Filipe Bragança, dublador conhecido por seu trabalho em “Encanto”, foi convidado para dar voz ao protagonista da animação brasileira “Abá e Sua Banda”, que estreou nos cinemas em abril. Na trama, Abá é um príncipe que prefere ser músico a assumir o trono.
Em entrevista ao Omelete, Filipe revelou que se inspirou em personagens como Kuzco, de “A Nova Onda do Imperador”, e Flik, de “Vida de Inseto”, para desenvolver a voz de Abá. Ele destacou que a animação possui uma forte mensagem política e ambiental, abordando temas como fascismo e diversidade. “O vilão do filme é um fascista que está dando um golpe de estado”, afirmou.

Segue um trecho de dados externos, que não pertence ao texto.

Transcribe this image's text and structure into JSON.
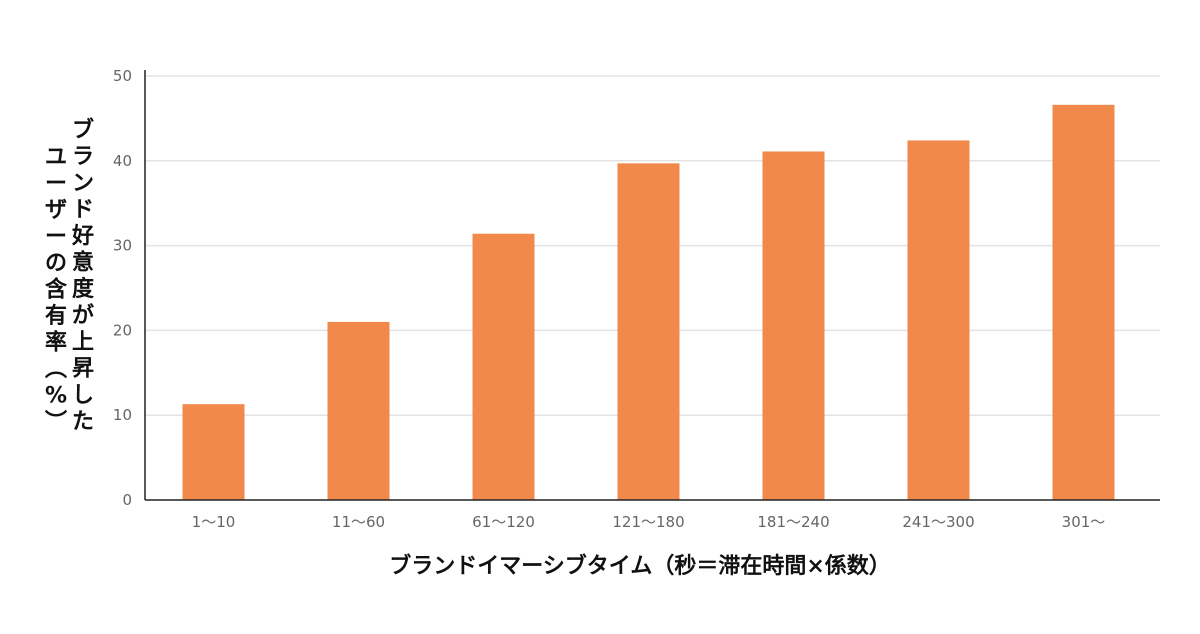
{
  "chart_data": {
    "type": "bar",
    "categories": [
      "1〜10",
      "11〜60",
      "61〜120",
      "121〜180",
      "181〜240",
      "241〜300",
      "301〜"
    ],
    "values": [
      11.3,
      21.0,
      31.4,
      39.7,
      41.1,
      42.4,
      46.6
    ],
    "title": "",
    "xlabel": "ブランドイマーシブタイム（秒＝滞在時間×係数）",
    "ylabel_lines": [
      "ブランド好意度が上昇した",
      "ユーザーの含有率（%）"
    ],
    "ylim": [
      0,
      50
    ],
    "yticks": [
      0,
      10,
      20,
      30,
      40,
      50
    ],
    "grid": true,
    "legend": "none",
    "colors": {
      "bar": "#F0894A",
      "grid": "#E3E3E3",
      "axis": "#222222",
      "tick_text": "#666666",
      "label_text": "#111111"
    }
  }
}
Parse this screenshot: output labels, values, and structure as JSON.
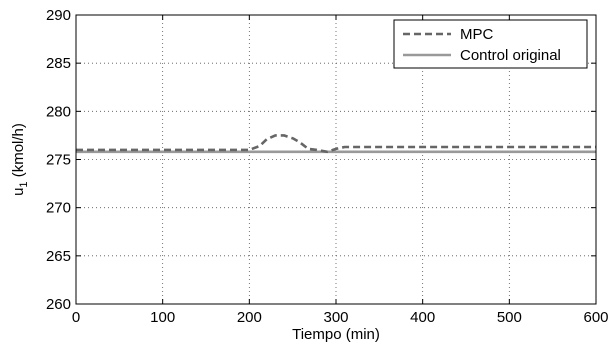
{
  "chart_data": {
    "type": "line",
    "xlabel": "Tiempo (min)",
    "ylabel_main": "u",
    "ylabel_sub": "1",
    "ylabel_rest": " (kmol/h)",
    "xlim": [
      0,
      600
    ],
    "ylim": [
      260,
      290
    ],
    "xticks": [
      0,
      100,
      200,
      300,
      400,
      500,
      600
    ],
    "yticks": [
      260,
      265,
      270,
      275,
      280,
      285,
      290
    ],
    "grid": true,
    "legend_position": "top-right",
    "series": [
      {
        "name": "MPC",
        "color": "#666666",
        "style": "dashed",
        "x": [
          0,
          100,
          200,
          212,
          220,
          230,
          240,
          250,
          258,
          268,
          278,
          290,
          300,
          310,
          400,
          500,
          600
        ],
        "y": [
          276.0,
          276.0,
          276.0,
          276.4,
          277.1,
          277.5,
          277.5,
          277.2,
          276.8,
          276.1,
          276.0,
          275.8,
          276.1,
          276.3,
          276.3,
          276.3,
          276.3
        ]
      },
      {
        "name": "Control original",
        "color": "#999999",
        "style": "solid",
        "x": [
          0,
          600
        ],
        "y": [
          275.8,
          275.8
        ]
      }
    ]
  }
}
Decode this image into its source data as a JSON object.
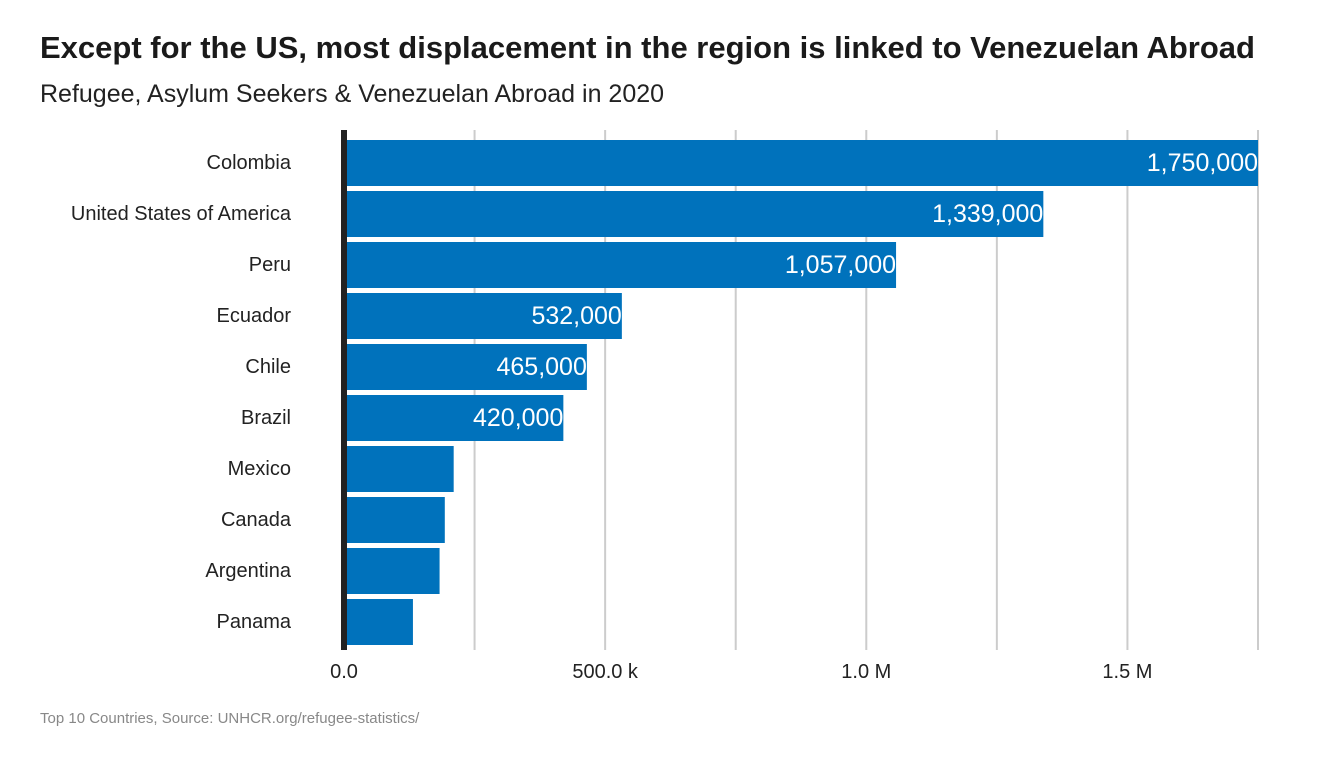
{
  "title": "Except for the US, most displacement in the region is linked to Venezuelan Abroad",
  "subtitle": "Refugee, Asylum Seekers & Venezuelan Abroad in 2020",
  "caption": "Top 10 Countries, Source: UNHCR.org/refugee-statistics/",
  "colors": {
    "bar": "#0072bc",
    "grid": "#cccccc",
    "axis": "#222222"
  },
  "chart_data": {
    "type": "bar",
    "orientation": "horizontal",
    "categories": [
      "Colombia",
      "United States of America",
      "Peru",
      "Ecuador",
      "Chile",
      "Brazil",
      "Mexico",
      "Canada",
      "Argentina",
      "Panama"
    ],
    "values": [
      1750000,
      1339000,
      1057000,
      532000,
      465000,
      420000,
      210000,
      193000,
      183000,
      132000
    ],
    "data_labels": [
      "1,750,000",
      "1,339,000",
      "1,057,000",
      "532,000",
      "465,000",
      "420,000",
      "",
      "",
      "",
      ""
    ],
    "xlim": [
      0,
      1750000
    ],
    "x_ticks": [
      0,
      500000,
      1000000,
      1500000
    ],
    "x_tick_labels": [
      "0.0",
      "500.0 k",
      "1.0 M",
      "1.5 M"
    ],
    "minor_gridlines": [
      250000,
      750000,
      1250000,
      1750000
    ],
    "grid": true,
    "legend": "none"
  }
}
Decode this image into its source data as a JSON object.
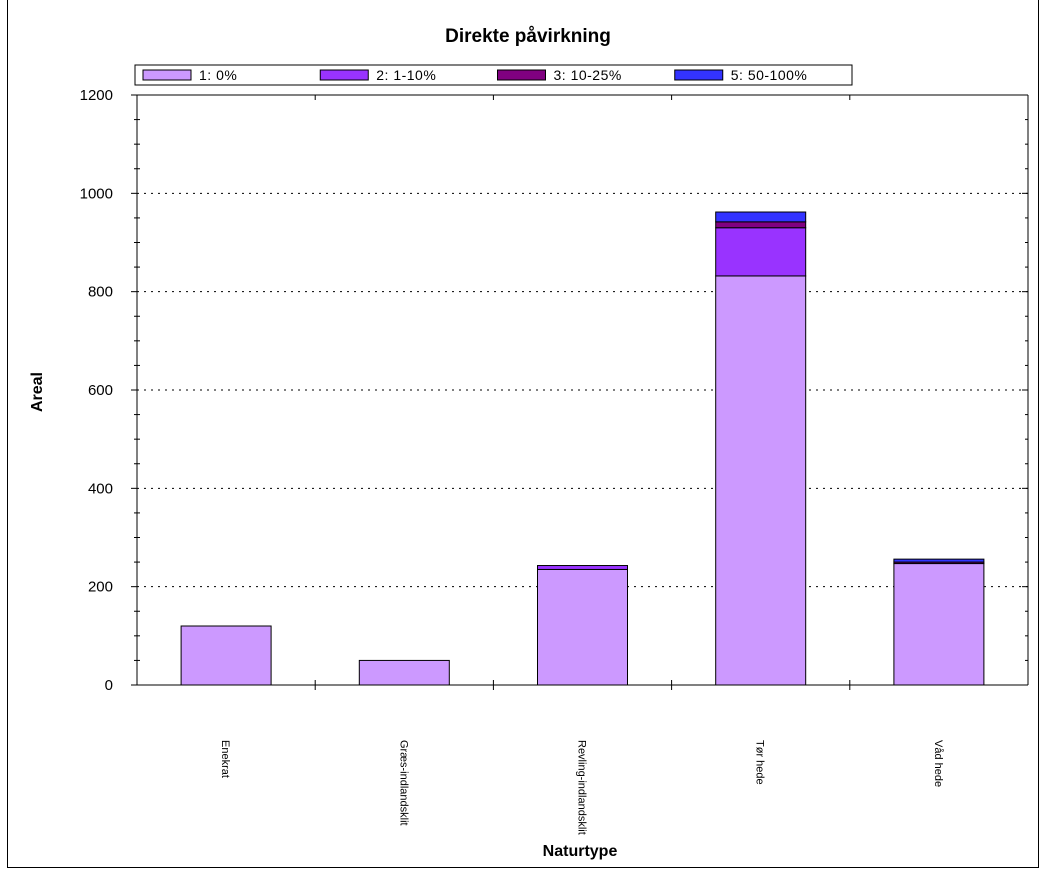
{
  "chart_data": {
    "type": "bar",
    "stacked": true,
    "title": "Direkte påvirkning",
    "xlabel": "Naturtype",
    "ylabel": "Areal",
    "ylim": [
      0,
      1200
    ],
    "yticks": [
      0,
      200,
      400,
      600,
      800,
      1000,
      1200
    ],
    "grid": "horizontal-dotted",
    "legend_position": "top",
    "categories": [
      "Enekrat",
      "Græs-indlandsklit",
      "Revling-indlandsklit",
      "Tør hede",
      "Våd hede"
    ],
    "series": [
      {
        "name": "1: 0%",
        "color": "#cc99ff",
        "values": [
          120,
          50,
          235,
          832,
          247
        ]
      },
      {
        "name": "2: 1-10%",
        "color": "#9933ff",
        "values": [
          0,
          0,
          8,
          98,
          0
        ]
      },
      {
        "name": "3: 10-25%",
        "color": "#800080",
        "values": [
          0,
          0,
          0,
          12,
          3
        ]
      },
      {
        "name": "5: 50-100%",
        "color": "#3333ff",
        "values": [
          0,
          0,
          0,
          20,
          6
        ]
      }
    ]
  }
}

Filipe comentou sobre a liberdade criativa que teve em “Abá e Sua Banda”, contrastando com sua experiência anterior em “Encanto”, que, segundo ele, tinha um processo mais burocrático. Ele lembrou de uma mudança que fez na letra da música “Não Falamos do Bruno”, onde adaptou uma fala para melhor encaixar na melodia.
Mensagem e Reflexão
O dublador acredita que animações como “Abá e Sua Banda” têm o potencial de entreter e provocar reflexões tanto em crianças quanto em adultos. “Acho que o filme pode plantar sementinhas nas cabeças das crianças”, disse. Ele ressaltou a importância de discutir questões ambientais, afirmando que a próxima geração precisa crescer consciente desses temas.
Filipe também mencionou a necessidade de maior investimento e distribuição para o cinema nacional. “O cinema brasileiro sempre esteve aqui, mas precisamos que as pessoas saibam que os filmes existem”, destacou. Ele acredita que o sucesso recente de produções brasileiras pode despertar um maior interesse do público por animações nacionais.